Après deux semaines de pluie sans discontinuer, la décrue semblait cependant enfin s’amorcer dimanche 19 novembre. L’eau recule dans les communes et la vie reprend peu à peu. Mais après les récents événements vient le temps des questions : pourquoi la région est-elle si vulnérable aux risques d’inondations ? Alors que les épisodes météorologiques extrêmes sont voués à devenir plus fréquents et intenses en raison du dérèglement climatique, comment la région peut-elle s’adapter ?
Un sol argileux et plat, propice aux inondations
“Cette région est particulièrement propice aux inondations à cause de sa topographie”, explique Arnaud Gauthier, professeur en géosciences de l’environnement à l’université de Lille.
“Les trois fleuves qui ont débordé pendant cet épisode – la Liane, la Hem et l’Aa – prennent leur source à une centaine de mètres d’altitude. L’eau doit ensuite s’écouler vers l’aval et vers la mer”, détaille-t-il. “Le problème, c’est qu’en aval, le terrain est plat, avec des pentes faibles, ce qui rend difficile pour l’eau de s’écouler. Et les sols sont argileux et tourbeux, donc particulièrement imperméables. Quand il pleut beaucoup, les sols se trouvent donc vite saturés, l’eau stagne, peine à circuler et cela provoque des inondations.”
Or, sur les 30 jours entre le 18 octobre et le 16 novembre, la France a enregistré un cumul de pluie moyen de 237,3 mm, un record, selon Météo-France. Et dans les Hauts-de-France, entre le 2 et le 17 novembre, l’organisme a mesuré 354 mm à Bainghen, 236,5 mm à Boulogne ou encore 280 mm à Nielles… L’équivalent de trois mois entiers en deux semaines. “En résumé, nous étions dans le scénario du pire. La région avait déjà fait face à des pluies importantes durant une longue période. Puis on a eu la tempête Ciaran, puis des précipitations sans arrêt. Il n’a jamais autant plu durant un mois dans le Pas-de-Calais depuis 1959. C’était un épisode d’une ampleur inédite, qui explique des inondations d’une intensité jamais vue”, résume Arnaud Gauthier.
Les wateringues, un système ingénieux mais bientôt obsolète ?
Dans ce département, la population s’adapte à cette gestion délicate des eaux depuis des siècles. Le triangle formé par les villes de Calais, Dunkerque et Saint-Omer a ainsi donné naissance dès le XVIe siècle à un polder, une terre gagnée sur la mer, grâce à un réseau ingénieux de digues et de canaux qui sert à évacuer les eaux pour rendre cette immense plaine habitable : les wateringues.

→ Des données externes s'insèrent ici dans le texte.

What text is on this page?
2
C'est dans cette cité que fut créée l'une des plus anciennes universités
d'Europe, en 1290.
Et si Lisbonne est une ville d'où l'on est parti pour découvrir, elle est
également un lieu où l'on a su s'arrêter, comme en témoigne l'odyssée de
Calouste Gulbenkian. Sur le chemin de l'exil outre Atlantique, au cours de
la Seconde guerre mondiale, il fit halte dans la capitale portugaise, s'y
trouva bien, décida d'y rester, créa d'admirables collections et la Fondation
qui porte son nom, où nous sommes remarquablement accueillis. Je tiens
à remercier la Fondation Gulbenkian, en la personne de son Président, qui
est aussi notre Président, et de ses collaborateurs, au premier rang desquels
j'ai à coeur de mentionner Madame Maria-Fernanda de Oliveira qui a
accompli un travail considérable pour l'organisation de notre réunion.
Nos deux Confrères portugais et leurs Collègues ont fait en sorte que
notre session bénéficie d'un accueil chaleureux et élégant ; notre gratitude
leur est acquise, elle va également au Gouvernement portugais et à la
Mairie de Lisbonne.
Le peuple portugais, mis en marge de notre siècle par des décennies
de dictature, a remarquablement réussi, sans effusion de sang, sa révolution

“Ces wateringues, c’est un réseau de 1 500 km de canaux, de pompes et d’écluses qui permet de maintenir au sec une zone où vivent 450 000 habitants, dans une centaine de communes”, détaille Bertrand Ringot, maire de Gravelines et président de l’Institution intercommunale des wateringues, organisme en charge de la gestion de ce complexe système hydraulique.
Le système est plutôt simple. À marée basse, les différentes écluses sont ouvertes et l’eau s’écoule naturellement via les canaux, de l’amont vers l’aval, avant de se jeter dans la mer grâce à l’effet de la gravité. À l’inverse, à marée haute, les écluses sont fermées, empêchant l’eau de mer d’entrer à l’intérieur des terres.

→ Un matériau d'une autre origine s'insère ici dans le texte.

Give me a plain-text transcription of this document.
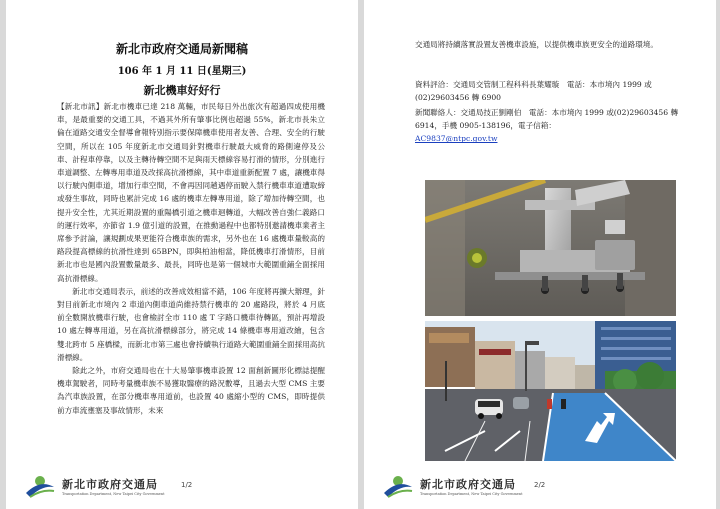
新北市政府交通局新聞稿
106 年 1 月 11 日(星期三)
新北機車好好行

【新北市訊】新北市機車已達 218 萬輛，市民每日外出旅次有超過四成使用機車，是最重要的交通工具，不過其外所有肇事比例也超過 55%，新北市長朱立倫在道路交通安全督導會報特別指示要保障機車使用者友善、合理、安全的行駛空間，所以在 105 年度新北市交通局針對機車行駛最大威脅的路側違停及公車、計程車停靠，以及主轉待轉空間不足與雨天標線容易打滑的情形，分別進行車道調整、左轉專用車道及改採高抗滑標線，其中車道重新配置 7 處，讓機車得以行駛內側車道，增加行車空間，不會再因同趟遇停而駛入禁行機車車道遭取締或發生事故，同時也累計完成 16 處的機車左轉專用道，除了增加待轉空間，也提升安全性，尤其近期設置的重陽橋引道之機車迴轉道，大幅改善自強仁義路口的運行效率，亦節省 1.9 億引道的設置，在推動過程中也都特別邀請機車業者主席參予討論，讓規劃成果更能符合機車族的需求，另外也在 16 處機車量較高的路段提高標線的抗滑性達到 65BPN，即與柏油相當，降低機車打滑情形，目前新北市也是國內設置數量最多、最長，同時也是第一個城市大範圍重鋪全面採用高抗滑標線。

新北市交通局表示，前述的改善成效相當不錯，106 年度將再擴大辦理，針對目前新北市境內 2 車道內側車道尚維持禁行機車的 20 處路段，將於 4 月底前全數開放機車行駛，也會檢討全市 110 處 T 字路口機車待轉區，預計再增設 10 處左轉專用道，另在高抗滑標線部分，將完成 14 條機車專用道改繪，包含雙北跨市 5 座橋樑，而新北市第三處也會持續執行道路大範圍重鋪全面採用高抗滑標線。

除此之外，市府交通局也在十大易肇事機車設置 12 面創新圖形化標誌提醒機車駕駛者，同時考量機車族不易獲取醫療的路況數導，且過去大型 CMS 主要為汽車族設置，在部分機車專用道前，也設置 40 處縮小型的 CMS，即時提供前方車流壅塞及事故情形，未來

新北市政府交通局
Transportation Department, New Taipei City Government
1/2

交通局將持續落實設置友善機車設施，以提供機車族更安全的道路環境。

資料評洽：交通局交管制工程科科長葉耀璇　電話：本市境內 1999 或(02)29603456 轉 6900

新聞聯絡人：交通局技正劉剛伯　電話：本市境內 1999 或(02)29603456 轉 6914，手機 0905-138196，電子信箱：
AC9837@ntpc.gov.tw

新北市政府交通局
Transportation Department, New Taipei City Government
2/2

“Et dès qu’il y a un surplus d’eau, pendant des épisodes de pluie importants, des pompes entrent en action pour aider l’eau à s’évacuer”, détaille l’édile. “À cela sont aussi venus s’ajouter divers aménagements comme des digues ou des bassins de rétention, destinés à recueillir l’eau des crues.”
Mais face aux intempéries qui ont touché le département début novembre, le système des wateringues semble avoir montré ses limites. “En douze jours, nous avons pompé l’équivalent de 57 000 piscines olympiques”, s’exclame Bertrand Ringot. “Ce système suffit et fonctionne très bien la majeure partie du temps. Mais devant l’épisode inédit que nous venons de vivre, il a été dépassé”, concède-t-il. Résultat : les kilomètres de canaux ont débordé, inondant les villages et champs agricoles alentour.

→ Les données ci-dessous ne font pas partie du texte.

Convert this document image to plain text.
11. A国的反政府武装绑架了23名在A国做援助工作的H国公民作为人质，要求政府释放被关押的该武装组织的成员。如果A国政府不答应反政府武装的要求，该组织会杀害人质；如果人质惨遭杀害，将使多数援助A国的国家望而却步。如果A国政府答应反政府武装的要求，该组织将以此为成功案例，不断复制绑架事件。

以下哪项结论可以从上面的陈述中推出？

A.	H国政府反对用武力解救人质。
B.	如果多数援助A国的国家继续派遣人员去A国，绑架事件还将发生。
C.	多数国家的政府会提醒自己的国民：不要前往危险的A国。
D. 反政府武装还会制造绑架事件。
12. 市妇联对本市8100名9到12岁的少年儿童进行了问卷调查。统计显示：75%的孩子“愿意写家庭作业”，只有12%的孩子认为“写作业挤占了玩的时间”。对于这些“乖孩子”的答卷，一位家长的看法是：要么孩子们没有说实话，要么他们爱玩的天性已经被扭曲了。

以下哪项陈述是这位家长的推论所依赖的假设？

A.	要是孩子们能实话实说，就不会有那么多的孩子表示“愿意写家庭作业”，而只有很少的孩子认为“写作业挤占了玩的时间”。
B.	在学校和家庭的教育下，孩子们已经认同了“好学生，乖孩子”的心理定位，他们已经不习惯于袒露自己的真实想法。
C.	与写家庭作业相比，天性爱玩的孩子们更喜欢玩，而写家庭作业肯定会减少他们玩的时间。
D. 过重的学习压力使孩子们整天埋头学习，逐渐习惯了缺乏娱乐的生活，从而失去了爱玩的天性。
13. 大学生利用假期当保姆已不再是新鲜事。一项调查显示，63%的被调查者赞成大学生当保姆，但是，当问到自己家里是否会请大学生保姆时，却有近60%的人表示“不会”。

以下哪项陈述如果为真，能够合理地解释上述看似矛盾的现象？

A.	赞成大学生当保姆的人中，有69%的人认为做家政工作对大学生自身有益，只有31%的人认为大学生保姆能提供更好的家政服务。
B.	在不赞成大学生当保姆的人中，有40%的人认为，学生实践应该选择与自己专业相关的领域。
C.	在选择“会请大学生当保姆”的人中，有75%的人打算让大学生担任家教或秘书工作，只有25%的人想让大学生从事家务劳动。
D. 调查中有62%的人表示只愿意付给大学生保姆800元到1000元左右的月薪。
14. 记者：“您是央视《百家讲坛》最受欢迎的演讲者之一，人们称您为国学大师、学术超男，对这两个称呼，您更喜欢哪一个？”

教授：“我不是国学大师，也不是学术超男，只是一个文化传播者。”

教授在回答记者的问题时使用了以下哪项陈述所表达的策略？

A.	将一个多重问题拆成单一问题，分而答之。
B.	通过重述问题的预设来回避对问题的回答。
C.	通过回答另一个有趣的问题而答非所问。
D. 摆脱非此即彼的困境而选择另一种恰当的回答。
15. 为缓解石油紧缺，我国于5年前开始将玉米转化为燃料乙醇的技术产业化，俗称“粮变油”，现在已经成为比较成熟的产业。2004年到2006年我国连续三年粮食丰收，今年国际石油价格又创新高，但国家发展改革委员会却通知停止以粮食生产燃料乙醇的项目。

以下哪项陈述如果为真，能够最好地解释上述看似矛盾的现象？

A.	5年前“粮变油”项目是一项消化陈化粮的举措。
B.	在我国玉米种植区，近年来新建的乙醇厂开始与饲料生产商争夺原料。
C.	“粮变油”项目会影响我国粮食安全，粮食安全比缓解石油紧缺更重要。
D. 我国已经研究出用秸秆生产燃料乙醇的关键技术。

“La plupart des aménagements ont été faits en prenant comme référence l’importante crue de 2002 qui, disait-on à l’époque, ne devait se répéter que dans cinquante ans”, abonde Arnaud Gauthier. “Ils ont été utiles, mais insuffisants.”
Un besoin d’adaptation
Face à ce constat, plusieurs voix s’élèvent pour appeler à revoir l’aménagement des wateringues et dénoncer un système “obsolète”. Parmi elles, la Fédération départementale des syndicats d’exploitants agricoles (FDSEA) du Pas-de-Calais. “L’État doit remettre de l’argent pour nettoyer ces ouvrages et moderniser le matériel”, notamment les pompes qui sont “sous-dimensionnées”, estimait-elle dans une publication sur les réseaux sociaux à l’occasion d’une manifestation lundi 13 novembre, à Calais. Une critique qui reprend par ailleurs les résultats d’un rapport de la cour régionale des comptes daté de septembre 2023. Celui-ci estimait que “les canaux sont globalement en mauvais état” et appelait à “des travaux de restauration”.
“Malheureusement, les wateringues sont difficiles à entretenir. Certaines pompes, par exemple, sont tellement anciennes qu’on ne trouve plus les pièces”, répond Bertrand Ringot, précisant avoir déjà multiplié par sept le budget de l’Institution depuis 2017.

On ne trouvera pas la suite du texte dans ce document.